What you are looking for is "unpackaged, framework-dependent". This will build an application like an old-school WinAPI executable, one which expects the relevant DLLs to be installed on the host system (or distributed in the same directory).


Size of hello world app that includes relevant DLLs is over 150 MB. Which is almost like including a web engine.

What I'm looking for is old-school AOT compiled executable where UI framework dependency is statically compiled and trimmed.


I know that these days a lot of game and application developers just render a custom UI to a 2d or 3d rendering device. I've been looking for a UI framework like that as I don't want to write my own, but so far most of them have been either web based or require their own mini-language and compilation step.

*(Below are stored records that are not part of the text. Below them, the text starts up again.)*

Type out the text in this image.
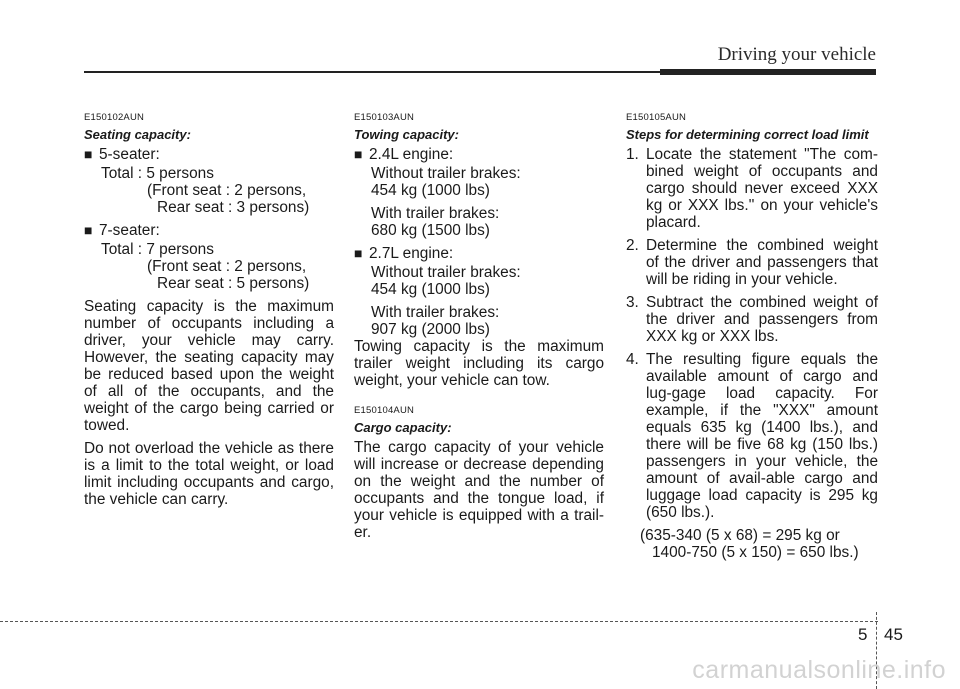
Driving your vehicle
E150102AUN
Seating capacity:
■ 5-seater:
Total : 5 persons
(Front seat : 2 persons,
Rear seat : 3 persons)
■ 7-seater:
Total : 7 persons
(Front seat : 2 persons,
Rear seat : 5 persons)

Seating capacity is the maximum number of occupants including a driver, your vehicle may carry. However, the seating capacity may be reduced based upon the weight of all of the occupants, and the weight of the cargo being carried or towed.

Do not overload the vehicle as there is a limit to the total weight, or load limit including occupants and cargo, the vehicle can carry.

E150103AUN
Towing capacity:
■ 2.4L engine:
Without trailer brakes:
454 kg (1000 lbs)
With trailer brakes:
680 kg (1500 lbs)
■ 2.7L engine:
Without trailer brakes:
454 kg (1000 lbs)
With trailer brakes:
907 kg (2000 lbs)

Towing capacity is the maximum trailer weight including its cargo weight, your vehicle can tow.

E150104AUN
Cargo capacity:

The cargo capacity of your vehicle will increase or decrease depending on the weight and the number of occupants and the tongue load, if your vehicle is equipped with a trail-er.

E150105AUN
Steps for determining correct load limit
1. Locate the statement "The com-bined weight of occupants and cargo should never exceed XXX kg or XXX lbs.'' on your vehicle's placard.
2. Determine the combined weight of the driver and passengers that will be riding in your vehicle.
3. Subtract the combined weight of the driver and passengers from XXX kg or XXX lbs.
4. The resulting figure equals the available amount of cargo and lug-gage load capacity. For example, if the "XXX" amount equals 635 kg (1400 lbs.), and there will be five 68 kg (150 lbs.) passengers in your vehicle, the amount of avail-able cargo and luggage load capacity is 295 kg (650 lbs.).
(635-340 (5 x 68) = 295 kg or
1400-750 (5 x 150) = 650 lbs.)
5 45
carmanualsonline.info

You mean just self-drawn controls or also immediate mode GUI?

I haven't tried it, but there's ImGui.NET (or a bit easier ImGui.Forms) immediate mode GUI. Downside is no accessibility.

Avalonia uses Skia to draw controls, although it primarily uses XAML to define UI.

The issue with self-drawn controls is that creating such framework is a lot of work, so smaller projects often have issues with things like accessibility.

EDIT: Just did hello world test with ImGui.Forms. Self-contained AOT compiled result was 7 MB.


Within game development it is predominantly immediate mode as it more closely resembles the main game loop. With other applications I'm not sure, some I know just use ImGui and run an immediate mode UI, others would be retained mode.

In my case I'm looking for a C++ UI library, not .Net. Also not a fan of immediate mode GUIs either, so would want something more traditional.

I don't want to write my own, so will probably try Qt again, but might switch to a custom library in time.


I did try to develop an unpackaged test application but I gave up trying to implement it and just went with Win32 instead as I wanted make something rather than messing around with a UI framework.

These days if I were to switch from Win32 I might try some custom rendered framework which a lot of apps seem to use, or Qt.


Rendering engine + set of native components + APIs to make your own components.

Windows definitely shot themselves in a foot with building multiple renderers while building them on top of each other.


I really hope they do and the rendering engine is decently decoupled, I'll give a try building a framework on top of it.

I wish all platforms gave access to their rendering engine similar to DOM on the web, imo SwiftUI/WinUI (or WPF, but they are very similar) are not that good.

Haven't built anything native on Linux, though, no idea how good those are.


What do you mean by access? APIs to program against or fully open sourcing the rendering engine? Because you can mix SwiftUI with a few different rendering frameworks at varying abstraction levels that it itself renders to (AppKit, UIKit, Core Graphics, Metal etc.)


Basically I want an API available to build my own SwiftUI. Definitely not on the Core Graphics level :)

But good point, I actually think AppKit might be a good abstraction level. I'll play with it a bit and see if I can abstract it behind a good component model.


What's wrong with Skia? Chrome, Firefox, and OpenOffice all use it, and it works on Windows, Linux, MacOS, and Android.


It is a ton of C++ for what is essentially something that an OS like Windows/MacOS/Android/iOS or the browser would provide anyway. Apps that use it ship with a substantial minimum amount of bloat, e.g. Flutter for web.


Nothing wrong with it, just want something a bit higher level and ideally with at least some native components/styles.